Eat This Tonight: Pies of all kinds 

Pizza Pie, Lobster Pot Pie, Holy City Pie

The bourbon pecan pie at High Cotton

The bourbon pecan pie at High Cotton

Pie. Three simple letters, one tiny word, yet such an incredible, delectable entity. With everything from pizza to pumpkin, the world of pie is wide-ranging and mouth-watering. We rounded up a few delicious baked treats you will most definitely want to eat.

Let's start with something savory, like the lobster pot pie at Caviar & Bananas. Executive Chef Todd Mazurek uses fresh lobster claw meat, lobster stock, butternut squash, English peas, mascarpone, vanilla, and fresh tarragon.

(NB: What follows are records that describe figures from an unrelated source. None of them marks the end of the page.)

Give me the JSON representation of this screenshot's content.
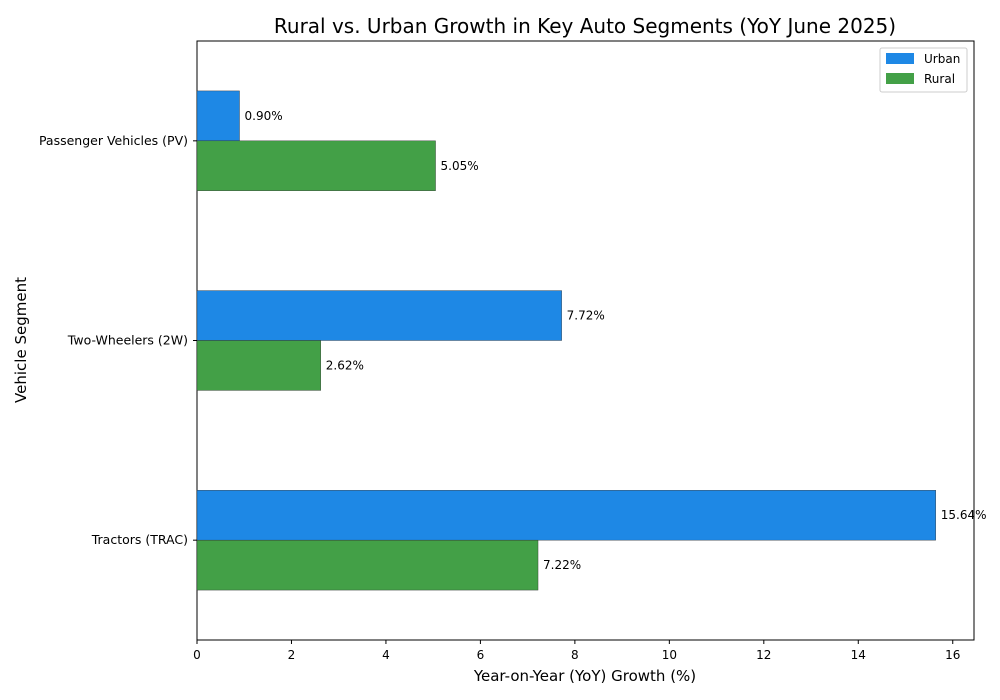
{
  "chart_data": {
    "type": "bar",
    "orientation": "horizontal",
    "title": "Rural vs. Urban Growth in Key Auto Segments (YoY June 2025)",
    "xlabel": "Year-on-Year (YoY) Growth (%)",
    "ylabel": "Vehicle Segment",
    "categories": [
      "Passenger Vehicles (PV)",
      "Two-Wheelers (2W)",
      "Tractors (TRAC)"
    ],
    "series": [
      {
        "name": "Urban",
        "color": "#1e88e5",
        "values": [
          0.9,
          7.72,
          15.64
        ],
        "labels": [
          "0.90%",
          "7.72%",
          "15.64%"
        ]
      },
      {
        "name": "Rural",
        "color": "#43a047",
        "values": [
          5.05,
          2.62,
          7.22
        ],
        "labels": [
          "5.05%",
          "2.62%",
          "7.22%"
        ]
      }
    ],
    "xlim": [
      0,
      16.45
    ],
    "xticks": [
      0,
      2,
      4,
      6,
      8,
      10,
      12,
      14,
      16
    ],
    "grid": false,
    "legend": "top-right"
  }
}
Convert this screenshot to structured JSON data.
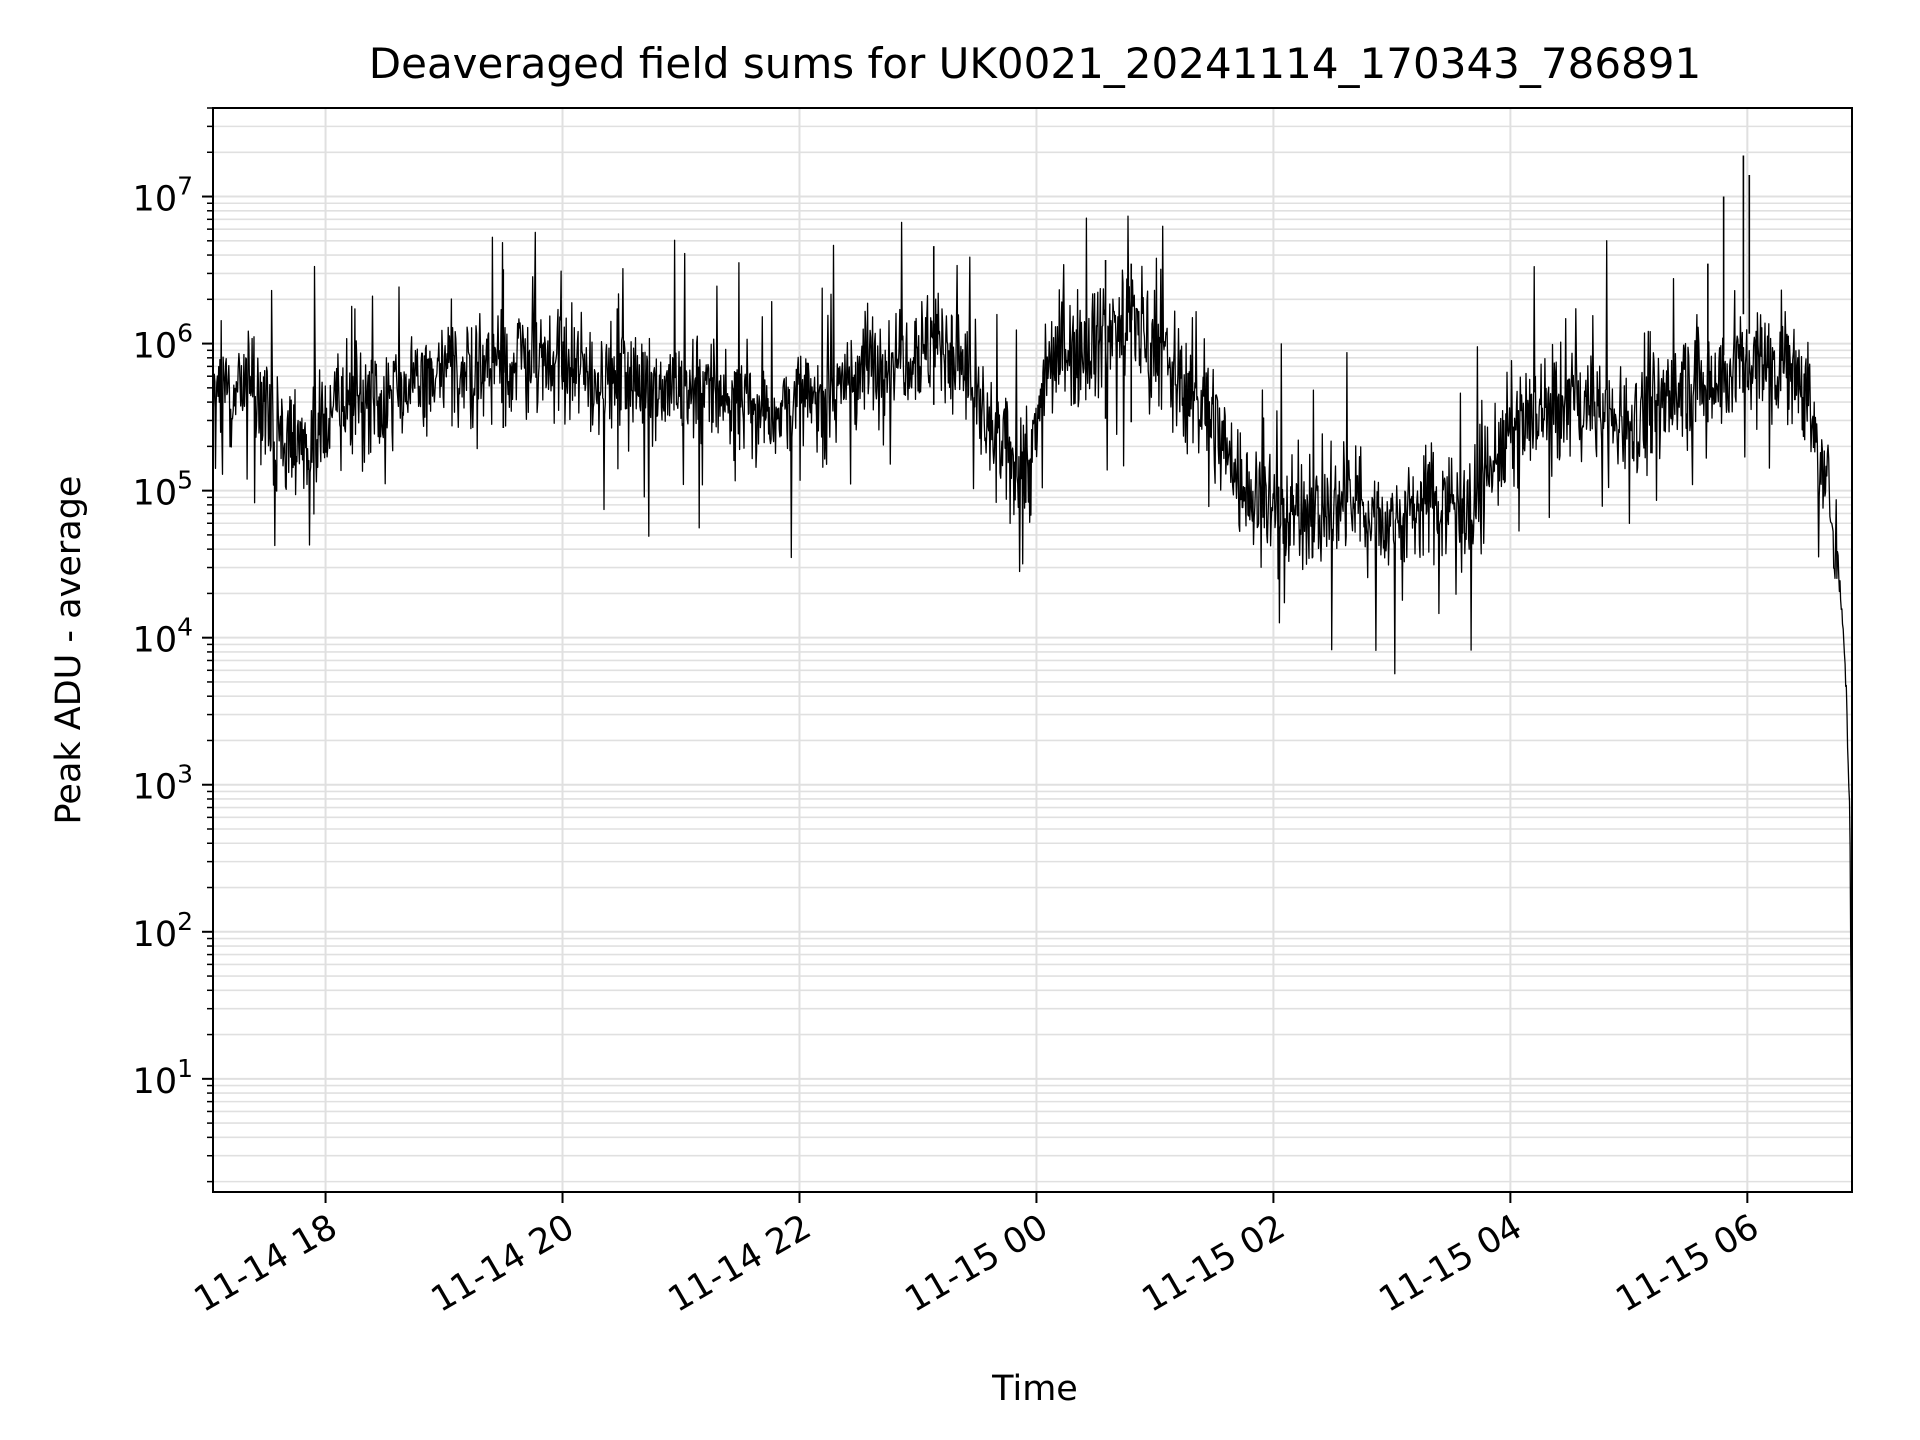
{
  "chart_data": {
    "type": "line",
    "title": "Deaveraged field sums for UK0021_20241114_170343_786891",
    "xlabel": "Time",
    "ylabel": "Peak ADU - average",
    "yscale": "log",
    "ylim": [
      1.7,
      40000000
    ],
    "xlim": [
      "2024-11-14 17:03",
      "2024-11-15 06:53"
    ],
    "grid": true,
    "grid_color": "#e0e0e0",
    "line_color": "#000000",
    "xticks": [
      {
        "value": "2024-11-14 18:00",
        "label": "11-14 18"
      },
      {
        "value": "2024-11-14 20:00",
        "label": "11-14 20"
      },
      {
        "value": "2024-11-14 22:00",
        "label": "11-14 22"
      },
      {
        "value": "2024-11-15 00:00",
        "label": "11-15 00"
      },
      {
        "value": "2024-11-15 02:00",
        "label": "11-15 02"
      },
      {
        "value": "2024-11-15 04:00",
        "label": "11-15 04"
      },
      {
        "value": "2024-11-15 06:00",
        "label": "11-15 06"
      }
    ],
    "yticks": [
      {
        "value": 10,
        "base": "10",
        "exp": "1"
      },
      {
        "value": 100,
        "base": "10",
        "exp": "2"
      },
      {
        "value": 1000,
        "base": "10",
        "exp": "3"
      },
      {
        "value": 10000,
        "base": "10",
        "exp": "4"
      },
      {
        "value": 100000,
        "base": "10",
        "exp": "5"
      },
      {
        "value": 1000000,
        "base": "10",
        "exp": "6"
      },
      {
        "value": 10000000,
        "base": "10",
        "exp": "7"
      }
    ],
    "series": [
      {
        "style": "noisy envelope",
        "x": [
          "2024-11-14 17:03",
          "2024-11-14 17:20",
          "2024-11-14 17:35",
          "2024-11-14 17:50",
          "2024-11-14 18:10",
          "2024-11-14 18:40",
          "2024-11-14 19:10",
          "2024-11-14 19:40",
          "2024-11-14 20:10",
          "2024-11-14 20:40",
          "2024-11-14 21:10",
          "2024-11-14 21:40",
          "2024-11-14 22:10",
          "2024-11-14 22:25",
          "2024-11-14 22:50",
          "2024-11-14 23:15",
          "2024-11-14 23:25",
          "2024-11-14 23:40",
          "2024-11-14 23:58",
          "2024-11-15 00:05",
          "2024-11-15 00:30",
          "2024-11-15 00:50",
          "2024-11-15 01:10",
          "2024-11-15 01:30",
          "2024-11-15 01:45",
          "2024-11-15 02:10",
          "2024-11-15 02:40",
          "2024-11-15 03:00",
          "2024-11-15 03:20",
          "2024-11-15 03:40",
          "2024-11-15 04:00",
          "2024-11-15 04:30",
          "2024-11-15 05:00",
          "2024-11-15 05:30",
          "2024-11-15 05:55",
          "2024-11-15 06:20",
          "2024-11-15 06:30",
          "2024-11-15 06:38",
          "2024-11-15 06:43",
          "2024-11-15 06:48",
          "2024-11-15 06:50",
          "2024-11-15 06:52",
          "2024-11-15 06:53"
        ],
        "y": [
          400000,
          550000,
          280000,
          200000,
          400000,
          500000,
          700000,
          750000,
          600000,
          550000,
          500000,
          350000,
          400000,
          600000,
          900000,
          1000000,
          600000,
          180000,
          160000,
          800000,
          1100000,
          1500000,
          600000,
          300000,
          100000,
          70000,
          80000,
          60000,
          90000,
          80000,
          250000,
          400000,
          300000,
          500000,
          700000,
          800000,
          500000,
          120000,
          80000,
          15000,
          5000,
          500,
          4
        ]
      }
    ],
    "spikes": [
      {
        "x": "2024-11-15 05:58",
        "y": 19000000
      },
      {
        "x": "2024-11-15 06:01",
        "y": 14000000
      },
      {
        "x": "2024-11-15 05:48",
        "y": 10000000
      },
      {
        "x": "2024-11-14 23:08",
        "y": 4600000
      },
      {
        "x": "2024-11-15 00:35",
        "y": 3700000
      },
      {
        "x": "2024-11-15 00:48",
        "y": 3500000
      },
      {
        "x": "2024-11-14 19:30",
        "y": 3200000
      },
      {
        "x": "2024-11-15 05:40",
        "y": 3500000
      }
    ]
  }
}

The dish is topped with a slice of Meyer lemon and chive breadcrumbs. "I try as best as I possibly can to get ingredients locally, but with the seasons changing some things are harder to get," Mazurek says. The pot pies are $7 each, served a la carte, and taste just like Thanksgiving on a plate. Rich and hearty, this one is for when you've got a big appetite.

The best pies in the world have to be those of the pizza variety. The menu at Vespa on Daniel Island typically features about nine wood-fired pies, with one specialty pizza worked into the mix. This week, Chef Dusty Chorvat has an apple, blue cheese, bacon, and honey pizza ($13). The N.C. apples are sliced and roasted while the dough is pre-baking. Once out of the oven, the pie is topped with the softened apples, mozzarella cheese, Tennessee bacon, and loaded back into the oven. It's garnished with Wisconsin buttermilk blue cheese, drizzled with honey (also from North Carolina), scattered with arugula, and drizzled with olive oil before serving.

Now that we've eaten our dinner, we can head to the dessert table for some sweets like the apple pie at P.I.E. Bake Shoppe. This classic is pastry chef Paige Young's favorite. She starts the baking process with her homemade pastry dough, which she says is "just a little sweeter than most others." Without pre-baking the crust, she goes to town adding the apple filling, sourcing her apples from the Vegetable Bin. "[The top crust is] either a full blanket crust or something with unique little cut-outs," Young says. A whole pie runs $3.85, but you can also get a mini for $1.99. Larger ones are available by request for $10 and up, depending on the variety.

Another classic dessert is the pecan pie, and High Cotton has a version that uses a cream-cheese based pie crust, according to executive chef Ramon Taimanglo. The pecans, which come from Charleston Nut Company, are mixed with the classic filling of brown sugar, eggs, and light corn syrup. They add a touch of Jim Beam bourbon for good measure. A slice will cost you $7.50.

And if it's late at night and you find yourself stumbling down Upper King Street, sober up with a piping hot Holy City Pie. Brendan Harty of Holy City Pies cringes when people compare them to Hot Pockets. "But that's definitely what most people relate them to," Harty says, adding that if you must make the comparison, then they'd be a "gourmet" Hot Pocket. A cross between an empanada, Australian meat pie, and calzone, Holy City's Pies are made using ingredients from a variety of sources. Harty and his partner Jake Andrews try to stay local, getting most of their vegetables from The Vegetable Bin. Their fall menu has a Thanksgiving Pie with stuffing, turkey, gravy, and a cranberry cornbread crust. There are countless variations of pie possibilities, but each one costs $5 and is accompanied by a Capri Sun. Find them at 478 King St., next to the Silver Dollar for perfect late-night fare.